Big Data Garbage In, Even Bigger Garbage Out by Alex Woodie.
From the post:
People are doing some truly amazing things with big data sets and analytic tools. Tools like Hadoop have given us astounding capabilities to drive insights out of huge expanses of loosely structured data. And while the big data breakthroughs are expected to continue, don’t expect any progress to be made against that oldest of computer adages: “garbage in, garbage out.”
In fact, big data may even exacerbate the GIGO problem, according to Andrew Anderson, CEO of Celaton, a UK company that makes software designed to prevent bad data from being introduced into customer’s accounting systems.
“The ideal payoff for accumulating data is rapidly compounding returns,” Anderson writes in an essay on Economia, a publication of a UK accounting association. “By gaining more data on your own business, your clients, and your prospects, the idea is that you can make more informed decisions about your business and theirs based on clear insight. Too often however, these insights are based on invalid data, which can lead to a negative version of this payoff, to the power of ten.”

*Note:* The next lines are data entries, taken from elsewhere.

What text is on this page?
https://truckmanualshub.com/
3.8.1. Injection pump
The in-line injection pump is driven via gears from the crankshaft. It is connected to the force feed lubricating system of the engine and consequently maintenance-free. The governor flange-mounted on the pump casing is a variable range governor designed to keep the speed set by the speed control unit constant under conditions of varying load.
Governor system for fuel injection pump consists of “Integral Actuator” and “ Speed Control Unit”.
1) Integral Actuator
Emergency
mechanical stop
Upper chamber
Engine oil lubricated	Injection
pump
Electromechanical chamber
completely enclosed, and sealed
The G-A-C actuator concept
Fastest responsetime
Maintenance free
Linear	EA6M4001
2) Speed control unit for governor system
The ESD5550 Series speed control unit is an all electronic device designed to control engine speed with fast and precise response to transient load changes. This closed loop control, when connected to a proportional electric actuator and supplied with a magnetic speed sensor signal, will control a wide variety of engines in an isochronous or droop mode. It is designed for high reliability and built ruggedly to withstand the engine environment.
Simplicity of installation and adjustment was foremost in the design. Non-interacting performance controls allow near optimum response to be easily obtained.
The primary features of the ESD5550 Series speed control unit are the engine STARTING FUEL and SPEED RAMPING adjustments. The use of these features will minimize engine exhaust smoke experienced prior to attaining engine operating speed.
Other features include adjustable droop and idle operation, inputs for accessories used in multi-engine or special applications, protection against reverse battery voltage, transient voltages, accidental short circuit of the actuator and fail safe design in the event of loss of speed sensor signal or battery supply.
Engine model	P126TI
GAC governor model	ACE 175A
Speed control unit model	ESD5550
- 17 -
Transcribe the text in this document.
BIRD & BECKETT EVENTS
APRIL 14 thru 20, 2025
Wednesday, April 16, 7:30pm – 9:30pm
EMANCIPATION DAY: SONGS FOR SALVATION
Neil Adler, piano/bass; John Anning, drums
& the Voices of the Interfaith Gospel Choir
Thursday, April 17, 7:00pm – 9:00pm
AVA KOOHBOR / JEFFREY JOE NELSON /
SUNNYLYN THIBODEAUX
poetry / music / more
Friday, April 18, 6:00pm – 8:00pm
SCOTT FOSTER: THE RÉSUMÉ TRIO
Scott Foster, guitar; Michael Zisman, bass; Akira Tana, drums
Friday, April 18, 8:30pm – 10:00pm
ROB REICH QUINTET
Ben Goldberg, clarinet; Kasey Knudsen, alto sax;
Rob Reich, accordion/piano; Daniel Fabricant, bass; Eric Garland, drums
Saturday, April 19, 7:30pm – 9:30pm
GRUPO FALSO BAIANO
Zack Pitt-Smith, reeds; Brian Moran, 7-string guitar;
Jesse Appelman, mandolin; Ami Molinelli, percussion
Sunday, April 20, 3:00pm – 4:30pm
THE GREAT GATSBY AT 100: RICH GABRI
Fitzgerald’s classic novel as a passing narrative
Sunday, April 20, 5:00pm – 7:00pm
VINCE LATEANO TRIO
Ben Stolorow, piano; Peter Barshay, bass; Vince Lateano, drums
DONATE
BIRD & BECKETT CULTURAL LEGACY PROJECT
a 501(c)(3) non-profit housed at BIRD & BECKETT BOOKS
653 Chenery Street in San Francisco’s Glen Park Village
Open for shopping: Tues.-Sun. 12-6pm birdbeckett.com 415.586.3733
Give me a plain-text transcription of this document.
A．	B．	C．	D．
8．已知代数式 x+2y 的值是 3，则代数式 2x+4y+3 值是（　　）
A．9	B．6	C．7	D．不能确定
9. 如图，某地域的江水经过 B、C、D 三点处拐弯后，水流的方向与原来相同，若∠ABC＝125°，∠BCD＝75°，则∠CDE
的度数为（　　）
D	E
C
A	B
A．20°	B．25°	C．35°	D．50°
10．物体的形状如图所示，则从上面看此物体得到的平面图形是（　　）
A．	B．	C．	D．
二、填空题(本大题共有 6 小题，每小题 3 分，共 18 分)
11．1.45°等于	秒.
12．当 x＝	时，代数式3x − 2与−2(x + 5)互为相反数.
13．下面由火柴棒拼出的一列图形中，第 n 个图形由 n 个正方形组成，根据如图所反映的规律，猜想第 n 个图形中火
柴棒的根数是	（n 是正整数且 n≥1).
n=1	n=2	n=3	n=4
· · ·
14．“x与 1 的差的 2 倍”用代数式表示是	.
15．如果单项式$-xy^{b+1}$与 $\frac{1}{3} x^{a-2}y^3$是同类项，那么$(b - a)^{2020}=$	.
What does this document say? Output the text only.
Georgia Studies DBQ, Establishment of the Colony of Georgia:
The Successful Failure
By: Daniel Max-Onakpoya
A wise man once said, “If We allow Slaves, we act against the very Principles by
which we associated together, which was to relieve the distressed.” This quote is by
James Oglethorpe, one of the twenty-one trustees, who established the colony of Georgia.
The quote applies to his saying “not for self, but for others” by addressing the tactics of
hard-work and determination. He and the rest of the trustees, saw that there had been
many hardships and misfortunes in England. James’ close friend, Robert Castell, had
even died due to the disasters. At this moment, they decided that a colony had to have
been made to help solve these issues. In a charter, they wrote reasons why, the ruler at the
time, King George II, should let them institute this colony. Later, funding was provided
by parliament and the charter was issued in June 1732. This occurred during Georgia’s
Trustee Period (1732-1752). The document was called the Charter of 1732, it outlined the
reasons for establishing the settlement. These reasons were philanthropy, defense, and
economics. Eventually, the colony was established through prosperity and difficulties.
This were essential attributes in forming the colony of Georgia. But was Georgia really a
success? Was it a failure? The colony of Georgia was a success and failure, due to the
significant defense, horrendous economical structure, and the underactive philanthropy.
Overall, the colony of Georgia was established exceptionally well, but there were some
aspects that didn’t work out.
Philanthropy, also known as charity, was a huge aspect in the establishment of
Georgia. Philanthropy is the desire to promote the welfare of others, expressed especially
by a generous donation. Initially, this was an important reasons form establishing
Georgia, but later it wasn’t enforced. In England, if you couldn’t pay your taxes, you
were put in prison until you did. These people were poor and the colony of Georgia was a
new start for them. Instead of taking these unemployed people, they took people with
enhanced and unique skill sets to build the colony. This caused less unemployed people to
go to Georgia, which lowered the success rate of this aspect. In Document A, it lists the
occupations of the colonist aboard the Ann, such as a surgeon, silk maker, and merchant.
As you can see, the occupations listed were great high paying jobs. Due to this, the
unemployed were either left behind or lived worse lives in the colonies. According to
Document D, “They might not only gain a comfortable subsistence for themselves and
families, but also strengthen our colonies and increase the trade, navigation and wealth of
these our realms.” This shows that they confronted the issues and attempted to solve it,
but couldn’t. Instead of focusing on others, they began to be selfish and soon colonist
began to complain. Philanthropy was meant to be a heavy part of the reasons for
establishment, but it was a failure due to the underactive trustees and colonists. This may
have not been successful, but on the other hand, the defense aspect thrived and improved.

The problem may compound to the power of 100 if bad data is left to fester. Anderson calls this the “1-10-100 rule.” If a clerk makes a mistake entering data, it costs $1 to fix it immediately. After an hour–when the data has begun propagating across the system–the cost to fix it increases to $10.
Several months later, after the piece of data has become part of the company’s data reality and mailings have gone out to the wrong people and invoices have gone unpaid and new clients have not been contacted about new services, the cost of that single data error balloons to $100.
If you read the essay in Economia, you will find the 1-10-100 rule expressed in British pounds. With the current exchange rate, the cost would be higher here in the United States.
Still, the point is a valid one.
Decisions made on faulty data may be the correct decisions, but your odds worsen as the quality of the data goes down.